零前、或いは零後 2
「ーーーー『獅子孔』ッ!」
獅子を模った斬撃と魔力の塊が敵を食い破っていく。
それを満足そうに見つめる若い男。口角を上げた口元には歯抜けが目立つ。
「……派手な技の割には威力が弱いわね」
戦闘を後ろで見ていた美女が、豊満な胸を支えるように腕を組みながら文句をつける。
それを不服そうに男が反論する。
「そりゃあねえっすよ、女王サマ。あんたの基準は兄貴だろ? 誰だって敵わねぇさ」
「そうですよ! カイン様がおかしいだけで、セルヴァだって十分に世界最高峰の実力者なのです!」
「へへっ、ありがとよアンジュ」
照れくさそうに鼻を擦るセルヴァ。そんな彼に寄り添い甲斐甲斐しい様子のアンジュ。
二人を見て女王は空を仰ぎ見、ポツリと一言。
「あ〜、カインとシャルティに会いたくなったわ……」
その呟きは空に溶け、一行は旅路を続ける。
「ーーそういえばセルヴァ。あなた神殿の棺になにかしてたわよね?」
次々に襲いかかる敵を屠りながら雑談に興じる。ふと気になることがあり、女王がセルヴァに問いかけた。
「あ、それわたしも気になってました! 神殿を沈める前ですよね?」
アンジュも話題に乗ってきた。それを悪戯心を滲ませたセルヴァが含み笑いをしながら答える。
「いやなに、ちょっとな。兄貴に向けてメッセージを送ったんす」
「カイン様にですか? 『今度は手前えの前歯を折ってやる』とかですか?」
「そんな瞳をキラキラさせるようなことじゃねえよ……」
「そうですか……」
脳筋のアンジュの期待とは異なる内容で、見るからにしょんぼりする聖女様。

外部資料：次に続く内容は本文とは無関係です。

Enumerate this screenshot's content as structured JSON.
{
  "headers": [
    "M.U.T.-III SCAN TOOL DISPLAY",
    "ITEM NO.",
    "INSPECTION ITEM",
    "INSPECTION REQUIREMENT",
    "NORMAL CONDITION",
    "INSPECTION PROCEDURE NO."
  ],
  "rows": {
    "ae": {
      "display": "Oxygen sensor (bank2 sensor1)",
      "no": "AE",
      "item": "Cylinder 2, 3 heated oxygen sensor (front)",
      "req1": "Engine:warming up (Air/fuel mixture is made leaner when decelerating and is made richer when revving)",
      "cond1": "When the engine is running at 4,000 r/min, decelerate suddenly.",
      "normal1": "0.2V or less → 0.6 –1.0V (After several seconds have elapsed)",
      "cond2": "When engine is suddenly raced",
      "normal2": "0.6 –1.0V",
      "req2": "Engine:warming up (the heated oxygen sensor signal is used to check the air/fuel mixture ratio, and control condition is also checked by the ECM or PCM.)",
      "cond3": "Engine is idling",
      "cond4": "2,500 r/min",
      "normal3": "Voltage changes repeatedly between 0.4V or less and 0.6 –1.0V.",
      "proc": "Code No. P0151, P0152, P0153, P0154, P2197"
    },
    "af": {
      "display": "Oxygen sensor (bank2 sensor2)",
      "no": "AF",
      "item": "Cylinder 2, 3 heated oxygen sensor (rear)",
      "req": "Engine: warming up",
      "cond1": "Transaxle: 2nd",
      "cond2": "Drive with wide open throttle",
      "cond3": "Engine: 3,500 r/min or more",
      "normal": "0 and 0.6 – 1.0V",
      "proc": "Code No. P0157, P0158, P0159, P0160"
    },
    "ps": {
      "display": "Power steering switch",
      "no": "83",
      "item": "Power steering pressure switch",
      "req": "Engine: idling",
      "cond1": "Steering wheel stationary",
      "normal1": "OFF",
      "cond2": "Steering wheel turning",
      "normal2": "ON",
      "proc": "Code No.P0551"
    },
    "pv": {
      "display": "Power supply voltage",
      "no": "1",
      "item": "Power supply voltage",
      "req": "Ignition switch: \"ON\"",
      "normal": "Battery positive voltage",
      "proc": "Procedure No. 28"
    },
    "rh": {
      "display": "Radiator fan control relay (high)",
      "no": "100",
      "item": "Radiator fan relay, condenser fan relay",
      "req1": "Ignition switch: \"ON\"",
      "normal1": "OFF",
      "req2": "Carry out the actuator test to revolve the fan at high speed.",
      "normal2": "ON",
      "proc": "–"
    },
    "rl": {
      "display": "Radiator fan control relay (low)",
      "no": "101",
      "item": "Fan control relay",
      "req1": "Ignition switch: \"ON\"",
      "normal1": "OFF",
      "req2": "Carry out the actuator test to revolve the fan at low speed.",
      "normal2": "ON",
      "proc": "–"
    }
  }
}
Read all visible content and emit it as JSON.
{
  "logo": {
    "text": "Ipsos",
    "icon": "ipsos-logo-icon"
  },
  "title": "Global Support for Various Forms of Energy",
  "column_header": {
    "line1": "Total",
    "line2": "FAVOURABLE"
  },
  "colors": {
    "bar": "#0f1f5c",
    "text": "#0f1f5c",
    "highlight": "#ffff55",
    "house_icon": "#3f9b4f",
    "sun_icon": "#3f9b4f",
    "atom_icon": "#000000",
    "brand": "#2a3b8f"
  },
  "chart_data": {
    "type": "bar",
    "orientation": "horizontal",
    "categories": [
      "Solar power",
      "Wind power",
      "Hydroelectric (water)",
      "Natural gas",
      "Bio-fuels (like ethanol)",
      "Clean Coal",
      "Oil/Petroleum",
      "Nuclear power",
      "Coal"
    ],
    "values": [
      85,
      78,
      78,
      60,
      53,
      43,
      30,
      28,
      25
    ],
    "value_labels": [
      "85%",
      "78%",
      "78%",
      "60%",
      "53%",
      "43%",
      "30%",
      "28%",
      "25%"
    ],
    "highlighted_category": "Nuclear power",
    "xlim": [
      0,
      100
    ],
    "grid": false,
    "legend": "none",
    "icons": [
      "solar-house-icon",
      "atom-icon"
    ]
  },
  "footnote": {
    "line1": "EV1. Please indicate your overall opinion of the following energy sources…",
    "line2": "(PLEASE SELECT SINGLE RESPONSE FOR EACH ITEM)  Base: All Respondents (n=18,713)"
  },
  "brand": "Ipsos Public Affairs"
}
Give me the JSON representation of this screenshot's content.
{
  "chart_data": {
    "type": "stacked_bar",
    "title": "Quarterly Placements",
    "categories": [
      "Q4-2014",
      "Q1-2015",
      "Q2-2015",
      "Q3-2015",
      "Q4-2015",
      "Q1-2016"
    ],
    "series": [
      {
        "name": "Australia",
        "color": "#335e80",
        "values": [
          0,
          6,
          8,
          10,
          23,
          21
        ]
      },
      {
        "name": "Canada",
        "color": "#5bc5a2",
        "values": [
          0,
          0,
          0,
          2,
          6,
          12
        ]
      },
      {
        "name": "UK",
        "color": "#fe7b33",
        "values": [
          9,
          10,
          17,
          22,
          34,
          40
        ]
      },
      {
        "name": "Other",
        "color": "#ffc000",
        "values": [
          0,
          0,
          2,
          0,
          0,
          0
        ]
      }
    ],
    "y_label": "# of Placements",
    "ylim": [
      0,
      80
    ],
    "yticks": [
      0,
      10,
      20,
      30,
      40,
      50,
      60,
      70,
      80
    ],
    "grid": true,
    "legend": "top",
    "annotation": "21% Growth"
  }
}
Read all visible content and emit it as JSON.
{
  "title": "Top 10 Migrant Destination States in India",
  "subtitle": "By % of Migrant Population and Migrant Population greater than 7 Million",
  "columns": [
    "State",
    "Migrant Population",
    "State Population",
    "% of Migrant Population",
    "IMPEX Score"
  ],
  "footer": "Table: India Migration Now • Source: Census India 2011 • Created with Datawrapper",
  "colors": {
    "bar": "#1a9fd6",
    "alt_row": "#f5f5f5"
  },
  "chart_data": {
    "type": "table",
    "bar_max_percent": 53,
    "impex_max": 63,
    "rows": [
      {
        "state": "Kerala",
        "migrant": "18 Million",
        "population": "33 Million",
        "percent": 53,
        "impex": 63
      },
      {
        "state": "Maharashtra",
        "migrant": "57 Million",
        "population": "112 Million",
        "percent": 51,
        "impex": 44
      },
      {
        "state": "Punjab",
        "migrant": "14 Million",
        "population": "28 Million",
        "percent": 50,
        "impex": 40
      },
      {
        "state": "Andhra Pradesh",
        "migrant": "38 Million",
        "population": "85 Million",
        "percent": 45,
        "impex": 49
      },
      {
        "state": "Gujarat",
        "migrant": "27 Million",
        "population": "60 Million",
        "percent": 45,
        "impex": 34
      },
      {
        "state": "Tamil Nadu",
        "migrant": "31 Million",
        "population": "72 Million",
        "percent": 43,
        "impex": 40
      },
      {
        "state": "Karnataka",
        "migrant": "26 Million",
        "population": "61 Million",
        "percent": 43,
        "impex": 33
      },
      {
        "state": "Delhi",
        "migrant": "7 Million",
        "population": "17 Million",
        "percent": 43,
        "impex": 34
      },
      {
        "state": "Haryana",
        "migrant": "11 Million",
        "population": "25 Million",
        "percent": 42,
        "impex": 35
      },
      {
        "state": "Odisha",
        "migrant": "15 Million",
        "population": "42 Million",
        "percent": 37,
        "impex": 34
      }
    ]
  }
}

そんな彼女を笑いながら見ていた女王が詳しく訊く。
「あら、そんな羨ましいことをしていたのね。なんて書いたのかしら?」
「それは女王サマにも言えないっす! これは男の約束なんで!」
「ふーん、妬けるわね」
そうして話していると、セルヴァが疑問を口にする。
「というかそもそもなんすけど、どーして神殿を海に沈めたんすか? 頑張ってピラミッド建ててもらったのに……」
「そもそもすぎますよセルヴァ」
「そうね。話を聞いていなかったことがバレバレね」
二人から鋭い目を向けられ、ウッ、と後ずさるセルヴァ。
「良いですか? あのままわたしたちが居座れば、更なる闘争の震源となりかねません。ゆえに大地を枯らし、神殿を海に沈めたのです!」
「そして私たちは東へ消えたと噂を流布した」
「でもそれは噂じゃないっすよね? 事実俺らは東に向かってるんだし」
「ええ。でも普通は東と聞くと"大陸の東"を思い浮かべるはず。しかし私たちが向かっているのはーー」
「あ、魔圏だ!」
セルヴァの口から出た言葉は正しかった。正解を導き出した生徒を讃える教師のような表情で一度頷く女王。
「そう、それも中枢。東であることには間違いないけれどね」
ふふ、と笑みを深める。するとこれまでとは一線を画す巨躯の魔物が一行の行く先に現れる。
「さ、また新しい敵が来たわよ。カインなら一太刀で屠れる程度の魔物ね。あなたはどうかしら? 聖女の……なんだったかしら?」
女王の露骨な煽りに犬歯を見せるほど獰猛な笑みで答えるセルヴァ。
「へへっ、俺は"双剣の覇王カイン"の弟分で、"慈愛の聖女アンジュ"の守護騎士ーーセルヴァっす!!」
そうして魔圏の魔物たちに向かって切り込んでいく。
その姿を視界に収めながら女王は傍で心配そうに見つめていたアンジュにある提案をする。
「ねえ、あなたの守護騎士を纏める存在についてなのだけれどーー」
こうして歴史から消された者たちは人知れず、魔圏の奥深くへと足を踏み入れていく。